Is Gary Taubes doing the same thing to carbohydrates?  One person described Taubes as the "Ancel Keys of carbohydrates." Ouch, that's gotta hurt. But Taubes is relentlessly promoting the "carbs are bad, carbs --> insulin --> fat accumulation" hypothesis. So the comment may hurt because there is more than a ring of truth to it. Is Taubes pushing a solution that is potentially as bad, in its own way, as Keys' agenda was? America is now lipophobic; will Taubes cause us to become carbophobic as well?

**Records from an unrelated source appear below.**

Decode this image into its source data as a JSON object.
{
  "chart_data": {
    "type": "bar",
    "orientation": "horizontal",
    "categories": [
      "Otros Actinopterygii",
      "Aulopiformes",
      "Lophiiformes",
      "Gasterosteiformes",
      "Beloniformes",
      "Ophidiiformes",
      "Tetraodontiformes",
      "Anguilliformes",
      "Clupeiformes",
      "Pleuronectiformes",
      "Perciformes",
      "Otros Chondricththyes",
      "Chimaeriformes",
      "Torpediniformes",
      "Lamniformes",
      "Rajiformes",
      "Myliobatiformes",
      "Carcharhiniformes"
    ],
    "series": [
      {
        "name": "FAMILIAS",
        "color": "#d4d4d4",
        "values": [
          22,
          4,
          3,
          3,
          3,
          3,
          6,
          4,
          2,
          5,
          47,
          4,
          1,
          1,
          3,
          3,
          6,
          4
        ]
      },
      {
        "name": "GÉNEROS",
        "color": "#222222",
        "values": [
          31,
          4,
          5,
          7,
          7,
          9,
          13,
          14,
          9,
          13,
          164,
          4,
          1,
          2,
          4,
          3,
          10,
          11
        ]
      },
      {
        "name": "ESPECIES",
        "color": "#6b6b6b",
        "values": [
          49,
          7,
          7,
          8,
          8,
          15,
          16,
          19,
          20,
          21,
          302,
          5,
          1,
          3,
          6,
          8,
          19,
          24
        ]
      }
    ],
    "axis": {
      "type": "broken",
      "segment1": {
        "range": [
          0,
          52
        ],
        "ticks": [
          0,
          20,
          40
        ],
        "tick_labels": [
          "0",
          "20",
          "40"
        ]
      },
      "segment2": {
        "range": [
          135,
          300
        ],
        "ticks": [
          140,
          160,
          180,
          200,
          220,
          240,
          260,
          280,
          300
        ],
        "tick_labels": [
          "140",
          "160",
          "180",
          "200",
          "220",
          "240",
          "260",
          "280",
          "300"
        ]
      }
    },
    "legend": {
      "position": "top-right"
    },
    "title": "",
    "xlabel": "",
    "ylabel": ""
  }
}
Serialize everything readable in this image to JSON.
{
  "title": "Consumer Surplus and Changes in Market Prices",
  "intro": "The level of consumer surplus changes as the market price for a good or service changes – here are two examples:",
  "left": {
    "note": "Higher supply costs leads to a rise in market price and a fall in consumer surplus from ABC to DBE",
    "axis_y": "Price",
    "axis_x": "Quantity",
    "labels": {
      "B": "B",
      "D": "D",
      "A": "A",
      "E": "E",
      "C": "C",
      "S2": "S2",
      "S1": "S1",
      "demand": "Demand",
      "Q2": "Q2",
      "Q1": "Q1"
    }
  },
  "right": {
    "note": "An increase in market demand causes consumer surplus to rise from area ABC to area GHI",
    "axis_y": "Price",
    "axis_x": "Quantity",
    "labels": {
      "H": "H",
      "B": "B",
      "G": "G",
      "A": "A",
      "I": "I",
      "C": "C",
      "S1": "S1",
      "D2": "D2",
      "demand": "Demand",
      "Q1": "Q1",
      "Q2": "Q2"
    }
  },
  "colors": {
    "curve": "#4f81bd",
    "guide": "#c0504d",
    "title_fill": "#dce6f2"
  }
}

Many in the low carb blogosphere point out that carbs are not bad across the board. Certain foods, which happen to be carbohydrates, are bad (e.g., high fructose corn syrup, sugar, flour and wheat products, etc.; see Kurt Harris, M.D. and Paul Jaminet, Ph.D. [see this page, too] ). But vegetable oils, such as corn, soy, canola, etc., are also bad, according to these two sites, and they are fats, not carbohydrates. Kurt Harris tells us to ignore macro nutrients (fats, carbs, protein) altogether and instead avoid the NADs, or "neolithic agents of disease." In other words, fructose, wheat, and vegetable oils. Both Harris and Jaminet are okay with eating non-problematic carbs such as white rice, yams, and potatoes. However, neither Harris nor Jaminet are diabetic and their plans for eating are not necessarily approaches to weight loss.

So I could see myself following one of these plans (or adopting the Weston A. Price style of eating), after I lose my weight. However, I am still 30 pounds away from goal. What to do? Low carbing has helped me to lose weight, control my blood sugars, normalize my blood pressure, and sleep better, but can it get me all the way to goal? Weight Watchers took me all the way to goal, but that is a semi-starvation plan and high in carbs, which is not good for my type II diabetes.

After a lot of thought, I will keep on with the low carb way of life (but I will double my carbs),  count calories, exercise more, and perhaps other things (e.g., eliminate all artificial sweeteners, eat only whole, real foods), if necessary, until I reach my goal. However, I am very open to suggestions. When I am at goal, I will likely switch to one of the plans mentioned above for weight maintenance and general health.